Despite the challenges, these incidents were critical in providing insights into software inefficiencies, design choices, and network conditions, making the Ethereum network more robust. This series of events has not led to any permanent damage, but rather has reinforced the resilience and versatility of Ethereum's network design.
The resilience of Ethereum's Beacon Chain was truly tested during these incidents, and it passed with flying colors. The Ethereum Beacon Chain seems to be alive, healing itself.
A key factor in the successful recovery was the diversity of clients on the Ethereum network. The existence of multiple clients, each with their unique ways of handling the network, proved to be a boon. For instance, while Prysm and Teku clients struggled under the load of old attestations, Lighthouse's strategy of dropping attestations ensured that part of the network stayed live and functional.
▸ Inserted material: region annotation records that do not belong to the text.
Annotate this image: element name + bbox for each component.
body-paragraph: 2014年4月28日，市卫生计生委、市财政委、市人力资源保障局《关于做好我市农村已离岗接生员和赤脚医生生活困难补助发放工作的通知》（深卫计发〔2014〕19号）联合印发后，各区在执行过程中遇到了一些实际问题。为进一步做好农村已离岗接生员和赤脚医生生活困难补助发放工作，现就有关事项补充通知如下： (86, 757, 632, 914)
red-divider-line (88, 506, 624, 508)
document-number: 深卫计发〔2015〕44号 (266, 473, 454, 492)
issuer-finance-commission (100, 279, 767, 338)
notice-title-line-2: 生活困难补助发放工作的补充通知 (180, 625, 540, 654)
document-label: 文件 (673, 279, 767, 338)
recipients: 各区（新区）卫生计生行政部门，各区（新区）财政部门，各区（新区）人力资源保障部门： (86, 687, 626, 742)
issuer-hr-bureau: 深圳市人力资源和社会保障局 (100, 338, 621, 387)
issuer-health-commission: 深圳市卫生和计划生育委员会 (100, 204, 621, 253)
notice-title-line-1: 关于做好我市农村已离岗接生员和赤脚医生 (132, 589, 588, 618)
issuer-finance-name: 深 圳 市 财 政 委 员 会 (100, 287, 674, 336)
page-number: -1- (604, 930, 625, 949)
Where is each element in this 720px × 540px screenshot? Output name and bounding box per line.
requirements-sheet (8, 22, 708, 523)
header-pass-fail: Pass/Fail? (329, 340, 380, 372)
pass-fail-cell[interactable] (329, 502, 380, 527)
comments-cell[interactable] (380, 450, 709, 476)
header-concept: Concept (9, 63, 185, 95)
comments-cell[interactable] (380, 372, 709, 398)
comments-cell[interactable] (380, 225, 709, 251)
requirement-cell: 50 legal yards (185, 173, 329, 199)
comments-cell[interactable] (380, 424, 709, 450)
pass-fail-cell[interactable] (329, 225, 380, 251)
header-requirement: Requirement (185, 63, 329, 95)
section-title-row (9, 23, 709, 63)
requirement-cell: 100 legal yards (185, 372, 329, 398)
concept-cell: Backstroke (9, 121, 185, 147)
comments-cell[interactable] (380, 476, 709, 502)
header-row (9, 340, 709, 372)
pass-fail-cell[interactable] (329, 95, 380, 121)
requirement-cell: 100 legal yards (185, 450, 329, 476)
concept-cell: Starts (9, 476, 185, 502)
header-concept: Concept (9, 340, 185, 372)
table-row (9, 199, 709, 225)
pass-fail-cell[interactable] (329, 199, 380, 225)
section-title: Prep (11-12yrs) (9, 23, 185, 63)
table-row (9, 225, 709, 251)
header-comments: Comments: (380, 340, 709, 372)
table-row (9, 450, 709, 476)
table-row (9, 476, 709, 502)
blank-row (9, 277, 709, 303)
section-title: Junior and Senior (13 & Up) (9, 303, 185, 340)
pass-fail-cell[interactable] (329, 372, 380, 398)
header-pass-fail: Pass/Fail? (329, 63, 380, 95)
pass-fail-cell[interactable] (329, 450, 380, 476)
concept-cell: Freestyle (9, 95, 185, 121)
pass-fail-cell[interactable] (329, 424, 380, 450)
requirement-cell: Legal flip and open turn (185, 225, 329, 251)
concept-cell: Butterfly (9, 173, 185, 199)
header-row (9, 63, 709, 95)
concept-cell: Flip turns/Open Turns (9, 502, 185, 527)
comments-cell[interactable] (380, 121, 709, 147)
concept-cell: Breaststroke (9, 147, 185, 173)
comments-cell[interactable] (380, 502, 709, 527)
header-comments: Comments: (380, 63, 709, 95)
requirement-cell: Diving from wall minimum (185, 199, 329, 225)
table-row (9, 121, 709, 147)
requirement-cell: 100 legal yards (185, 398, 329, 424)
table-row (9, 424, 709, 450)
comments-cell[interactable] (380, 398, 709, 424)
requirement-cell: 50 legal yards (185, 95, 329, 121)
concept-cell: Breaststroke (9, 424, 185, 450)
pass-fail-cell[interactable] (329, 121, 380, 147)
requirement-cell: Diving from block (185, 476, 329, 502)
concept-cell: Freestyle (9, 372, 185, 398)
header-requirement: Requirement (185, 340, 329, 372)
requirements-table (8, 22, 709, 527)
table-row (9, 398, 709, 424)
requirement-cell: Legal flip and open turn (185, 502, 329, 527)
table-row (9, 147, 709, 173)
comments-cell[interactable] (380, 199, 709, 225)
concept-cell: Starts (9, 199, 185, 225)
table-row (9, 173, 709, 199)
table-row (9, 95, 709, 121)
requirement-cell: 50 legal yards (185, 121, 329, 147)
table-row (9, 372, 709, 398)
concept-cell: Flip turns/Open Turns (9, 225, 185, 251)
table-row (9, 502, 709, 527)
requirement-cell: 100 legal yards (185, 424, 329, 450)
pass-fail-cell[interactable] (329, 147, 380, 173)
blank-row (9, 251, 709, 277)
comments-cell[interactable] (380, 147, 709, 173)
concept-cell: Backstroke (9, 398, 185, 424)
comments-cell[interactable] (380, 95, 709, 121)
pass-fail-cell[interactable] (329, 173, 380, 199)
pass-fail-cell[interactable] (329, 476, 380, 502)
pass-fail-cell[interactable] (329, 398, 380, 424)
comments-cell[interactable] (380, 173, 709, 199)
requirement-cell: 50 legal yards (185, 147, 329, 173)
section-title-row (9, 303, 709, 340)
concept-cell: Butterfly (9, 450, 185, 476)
In essence, Ethereum's resilience comes from its client diversity, a factor that played a crucial role in helping the network recover on its own, thereby negating the need for any manual intervention.
- Testnet vs Mainnet: The incidents underscored the discrepancies between testnet environments and the Mainnet. With over 600,000 validators and a significant volume of withdrawal operations on the Mainnet, it's clear that the complexities and unpredictability of a live network often exceed those of test environments. This signals the need for more rigorous stress testing to better prepare for real-world network conditions.
- Inactivity Leak Penalties: The effectiveness of inactivity leak penalties on the Mainnet was reinforced during the incidents. These penalties play an essential role in promoting active validator participation, maintaining network liveness, and enabling network recovery.
- The Importance of Liveness: The incidents underscored the vital role of liveness in a blockchain network. Under the design of the LMD Ghost protocol, Ethereum maintained its liveness throughout the process, ensuring users experienced minimal impact. Unlike certain blockchains that may face downtime during network issues, Ethereum prioritizes liveness over throughput. This approach safeguards users and the proper functioning of the network, emphasizing that without liveness, network functionality and user security are compromised, regardless of throughput.
- Importance of Client Diversity: The recovery process emphasized the value of having a diverse client base. Different Ethereum clients have unique responses to network incidents, contributing to the overall resilience and robustness of the network.
- Network Resilience: The incidents served as a powerful testament to the Ethereum network's resilience. Despite significant challenges, the network self-recovered and bounced back stronger, embodying the concept of antifragility in complex systems. This resilience sets a strong precedent for the broader crypto ecosystem and signifies the robustness of Ethereum's underlying architecture and design principles.
The incidents on May 11 and 12, 2023, served as pivotal moments in Ethereum's journey. They provided tangible proof of the Beacon chain's vitality, even amidst challenging circumstances. As Ethereum continues to evolve, it builds upon these experiences, growing not only more robust but also more antifragile - ready to forge ahead in its journey of decentralization and beyond.